O2 and Carphone clinch UK iPhone deal
By Kirstin Ridley and John Bowker
LONDON (Reuters) - Spanish-owned O2 UK (TEF.MC) and mobile phone retailer Carphone Warehouse (CPW.L) have clinched a long-awaited deal to bring Apple Inc's (AAPL.O) coveted iPhone handsets to Britain.
The touch-screen mobile phone, which combines Apple's popular iPod music player, a video player and Web browser, will be sold through O2, Carphone Warehouse and Apple retail and online stores for 269 pounds, including tax, from November 9.

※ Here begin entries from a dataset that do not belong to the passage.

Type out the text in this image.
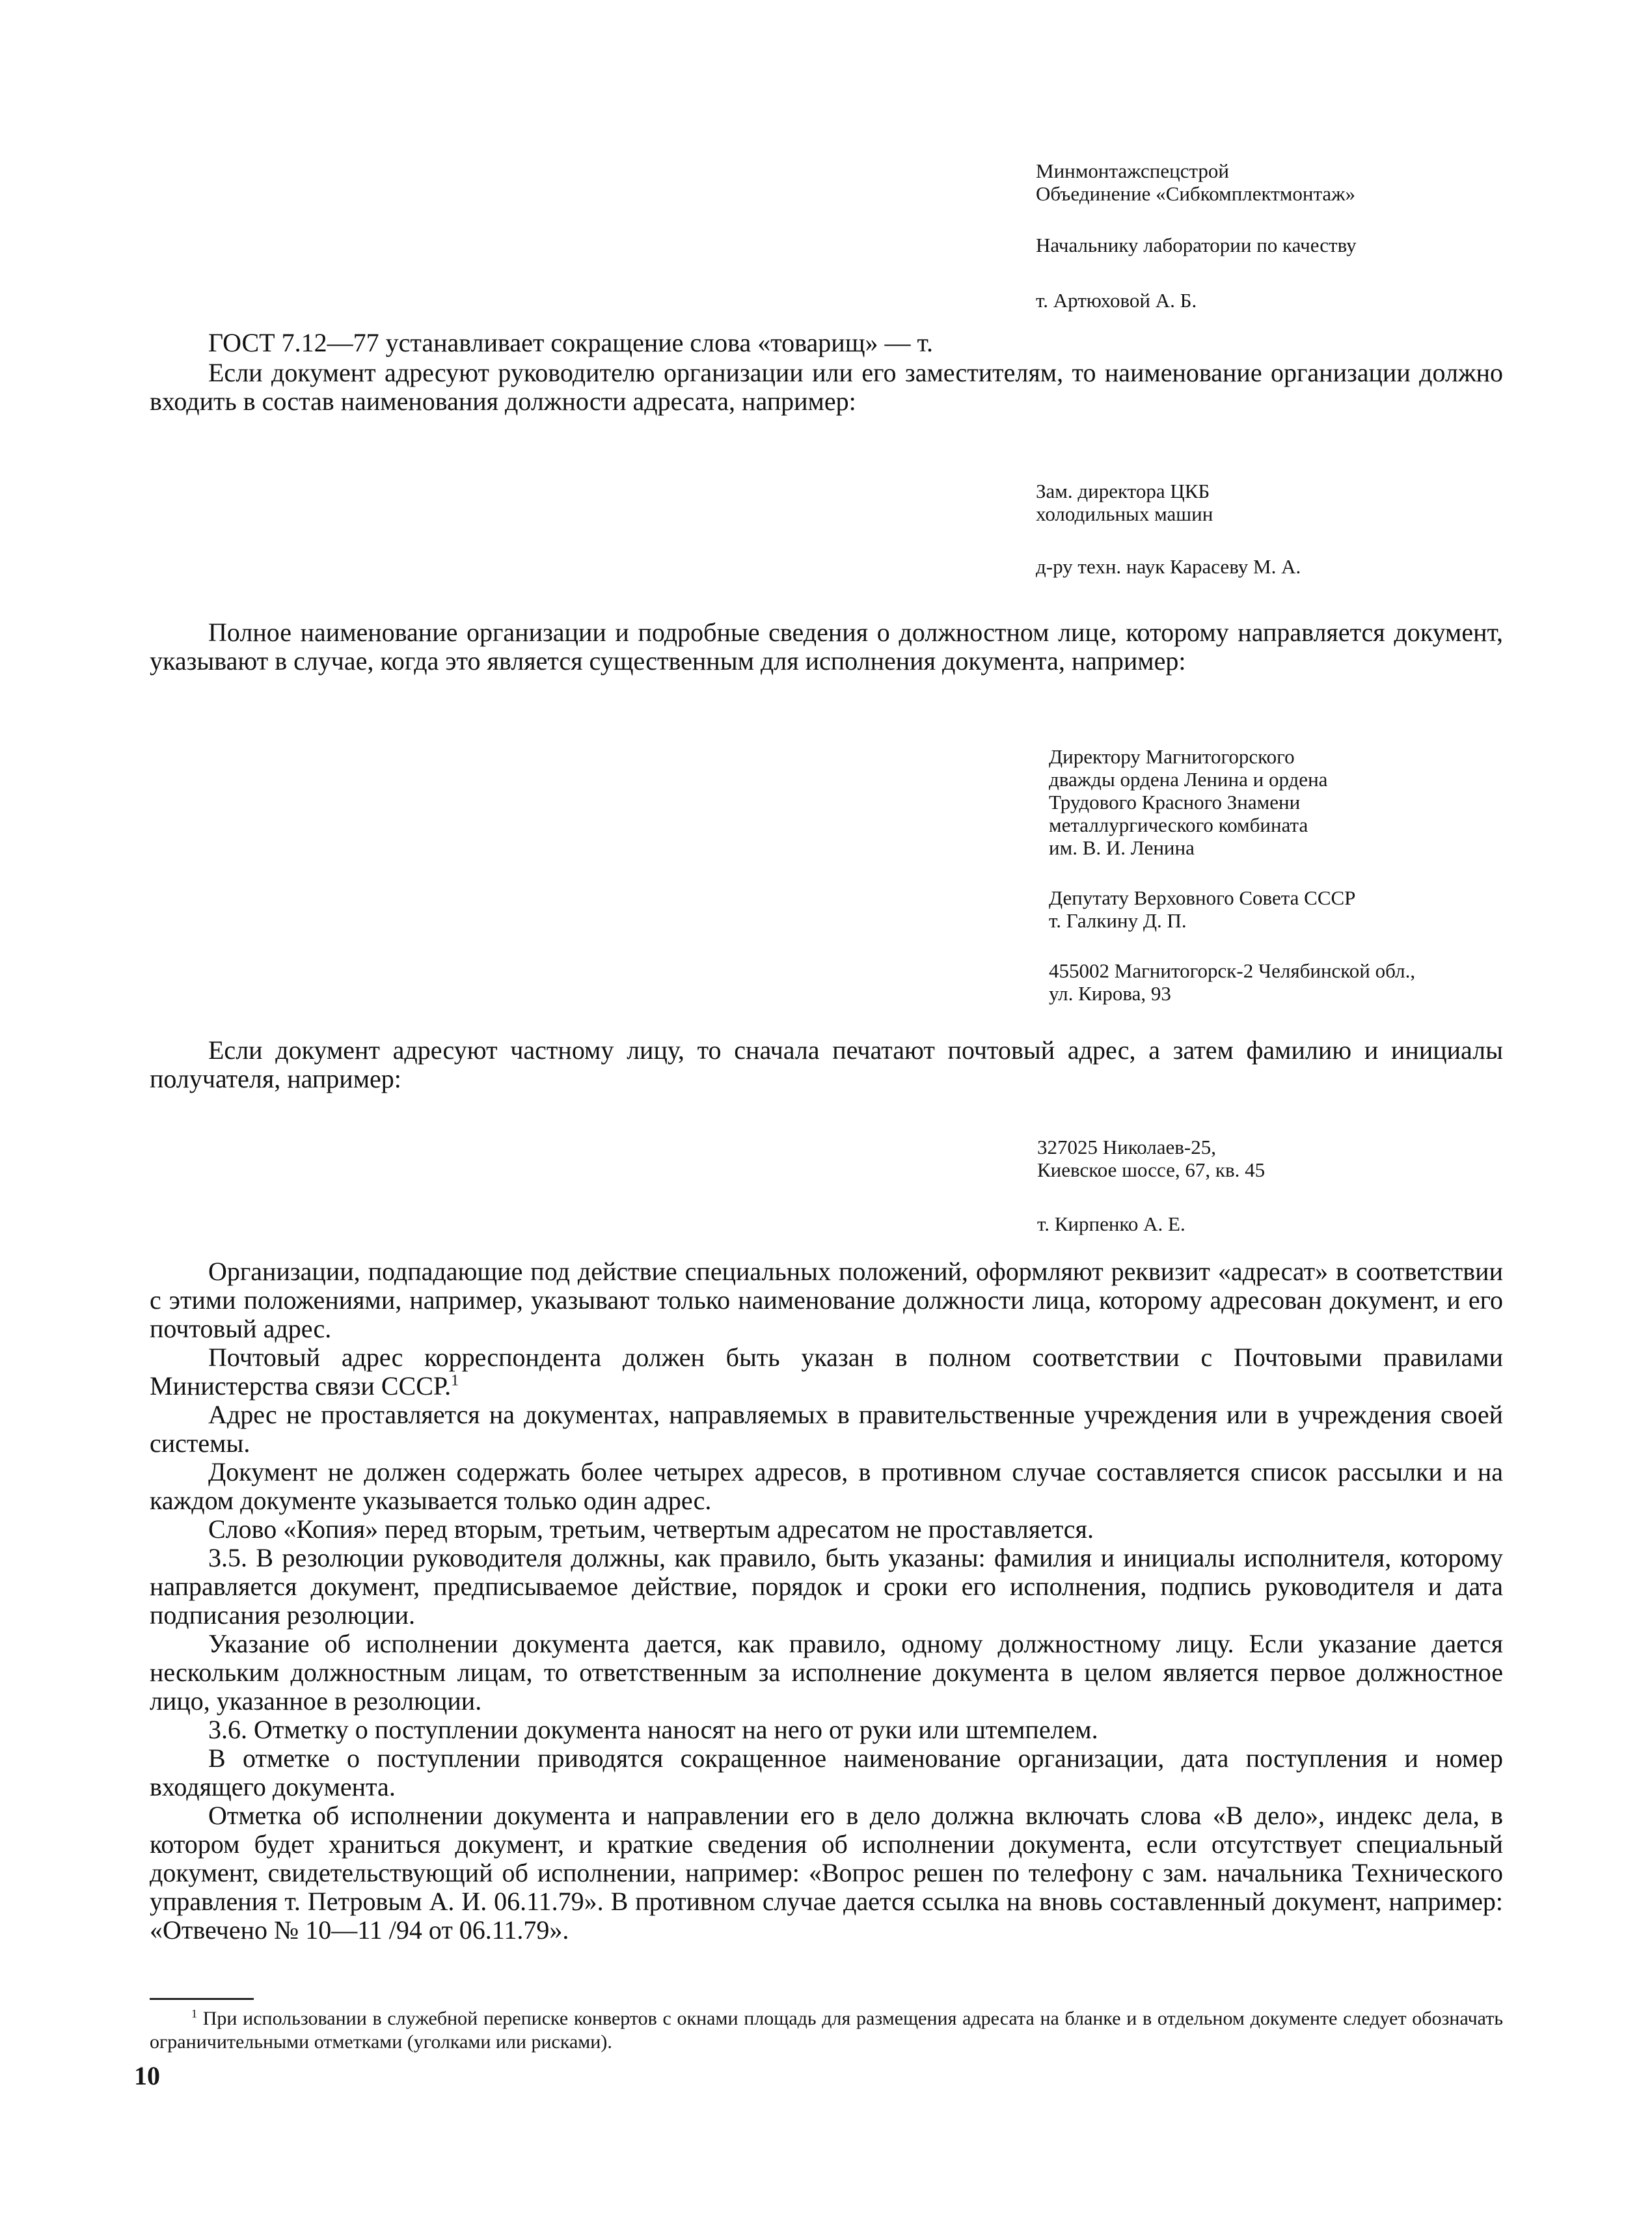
Минмонтажспецстрой
Объединение «Сибкомплектмонтаж»
Начальнику лаборатории по качеству
т. Артюховой А. Б.

ГОСТ 7.12—77 устанавливает сокращение слова «товарищ» — т.

Если документ адресуют руководителю организации или его заместителям, то наименование организации должно входить в состав наименования должности адресата, например:

Зам. директора ЦКБ
холодильных машин
д-ру техн. наук Карасеву М. А.

Полное наименование организации и подробные сведения о должностном лице, которому направляется документ, указывают в случае, когда это является существенным для исполнения документа, например:

Директору Магнитогорского
дважды ордена Ленина и ордена
Трудового Красного Знамени
металлургического комбината
им. В. И. Ленина
Депутату Верховного Совета СССР
т. Галкину Д. П.
455002 Магнитогорск-2 Челябинской обл.,
ул. Кирова, 93

Если документ адресуют частному лицу, то сначала печатают почтовый адрес, а затем фамилию и инициалы получателя, например:

327025 Николаев-25,
Киевское шоссе, 67, кв. 45
т. Кирпенко А. Е.

Организации, подпадающие под действие специальных положений, оформляют реквизит «адресат» в соответствии с этими положениями, например, указывают только наименование должности лица, которому адресован документ, и его почтовый адрес.

Почтовый адрес корреспондента должен быть указан в полном соответствии с Почтовыми правилами Министерства связи СССР.$^1$

Адрес не проставляется на документах, направляемых в правительственные учреждения или в учреждения своей системы.

Документ не должен содержать более четырех адресов, в противном случае составляется список рассылки и на каждом документе указывается только один адрес.

Слово «Копия» перед вторым, третьим, четвертым адресатом не проставляется.

3.5. В резолюции руководителя должны, как правило, быть указаны: фамилия и инициалы исполнителя, которому направляется документ, предписываемое действие, порядок и сроки его исполнения, подпись руководителя и дата подписания резолюции.

Указание об исполнении документа дается, как правило, одному должностному лицу. Если указание дается нескольким должностным лицам, то ответственным за исполнение документа в целом является первое должностное лицо, указанное в резолюции.

3.6. Отметку о поступлении документа наносят на него от руки или штемпелем.

В отметке о поступлении приводятся сокращенное наименование организации, дата поступления и номер входящего документа.

Отметка об исполнении документа и направлении его в дело должна включать слова «В дело», индекс дела, в котором будет храниться документ, и краткие сведения об исполнении документа, если отсутствует специальный документ, свидетельствующий об исполнении, например: «Вопрос решен по телефону с зам. начальника Технического управления т. Петровым А. И. 06.11.79». В противном случае дается ссылка на вновь составленный документ, например: «Отвечено № 10—11 /94 от 06.11.79».

$^1$ При использовании в служебной переписке конвертов с окнами площадь для размещения адресата на бланке и в отдельном документе следует обозначать ограничительными отметками (уголками или рисками).

10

After months of speculation, Apple on Tuesday finally confirmed what Telefonica-owned O2 called "the worst-kept secret we've had". It chose the largest British mobile phone operator, which teamed up with Europe's top independent mobile phone retailer Carphone, in a "multi-year" exclusive sales deal.

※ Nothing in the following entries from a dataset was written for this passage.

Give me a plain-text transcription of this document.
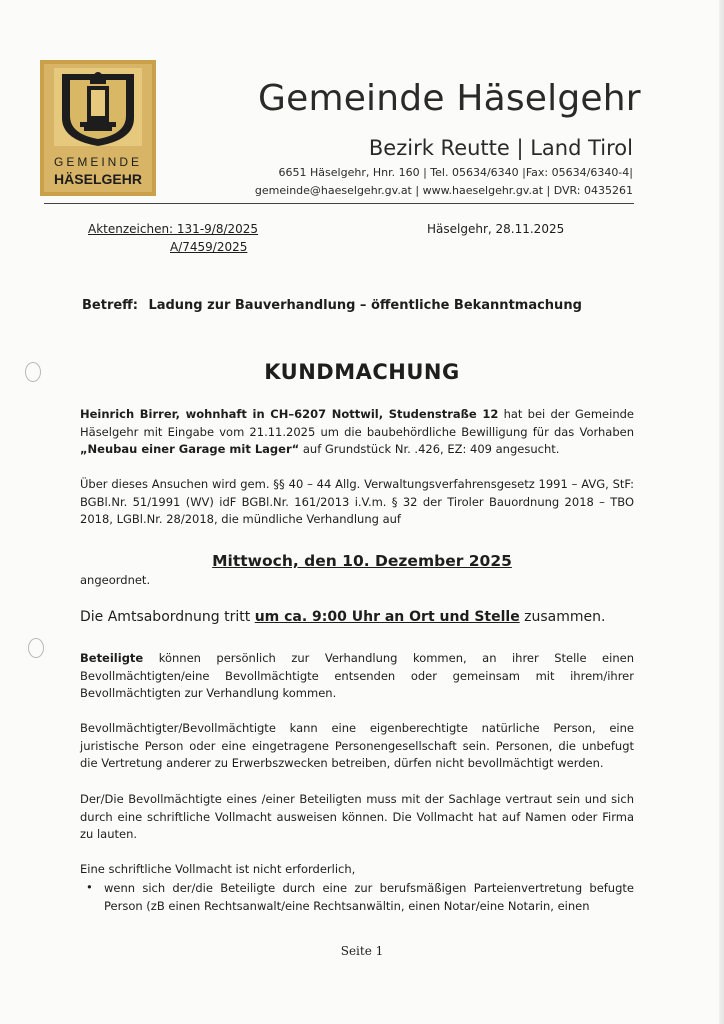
GEMEINDE
HÄSELGEHR
Gemeinde Häselgehr
Bezirk Reutte | Land Tirol
6651 Häselgehr, Hnr. 160 | Tel. 05634/6340 |Fax: 05634/6340-4|
gemeinde@haeselgehr.gv.at | www.haeselgehr.gv.at | DVR: 0435261
Aktenzeichen: 131-9/8/2025
A/7459/2025
Häselgehr, 28.11.2025
Betreff: Ladung zur Bauverhandlung – öffentliche Bekanntmachung
KUNDMACHUNG
Heinrich Birrer, wohnhaft in CH–6207 Nottwil, Studenstraße 12 hat bei der Gemeinde Häselgehr mit Eingabe vom 21.11.2025 um die baubehördliche Bewilligung für das Vorhaben „Neubau einer Garage mit Lager“ auf Grundstück Nr. .426, EZ: 409 angesucht.
Über dieses Ansuchen wird gem. §§ 40 – 44 Allg. Verwaltungsverfahrensgesetz 1991 – AVG, StF: BGBl.Nr. 51/1991 (WV) idF BGBl.Nr. 161/2013 i.V.m. § 32 der Tiroler Bauordnung 2018 – TBO 2018, LGBl.Nr. 28/2018, die mündliche Verhandlung auf
Mittwoch, den 10. Dezember 2025
angeordnet.
Die Amtsabordnung tritt um ca. 9:00 Uhr an Ort und Stelle zusammen.
Beteiligte können persönlich zur Verhandlung kommen, an ihrer Stelle einen Bevollmächtigten/eine Bevollmächtigte entsenden oder gemeinsam mit ihrem/ihrer Bevollmächtigten zur Verhandlung kommen.
Bevollmächtigter/Bevollmächtigte kann eine eigenberechtigte natürliche Person, eine juristische Person oder eine eingetragene Personengesellschaft sein. Personen, die unbefugt die Vertretung anderer zu Erwerbszwecken betreiben, dürfen nicht bevollmächtigt werden.
Der/Die Bevollmächtigte eines /einer Beteiligten muss mit der Sachlage vertraut sein und sich durch eine schriftliche Vollmacht ausweisen können. Die Vollmacht hat auf Namen oder Firma zu lauten.
Eine schriftliche Vollmacht ist nicht erforderlich,
• wenn sich der/die Beteiligte durch eine zur berufsmäßigen Parteienvertretung befugte Person (zB einen Rechtsanwalt/eine Rechtsanwältin, einen Notar/eine Notarin, einen
Seite 1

Apple's chief executive, Steve Jobs, said the phones, which have been dubbed "Jesus" phones by some Internet bloggers who see them as the ultimate device, would cost more than in the U.S. mainly because of high European taxes, but also because distribution and service costs were higher than in the U.S.
"The price is in the upper end of expectations," said Neil Mawston of research company Strategy Analytics. "For a non-3G (third generation) device in western Europe (it) is quite expensive."
Sporting his trademark jeans and black polo neck jumper, Jobs brushed off suggestions that O2 had won the UK deal because it had offered to pay the innovative U.S. consumer electronics guru the greatest share of handset sales and service revenues.
"It wasn't an economic choice," he told a London news conference. "It was a cultural choice."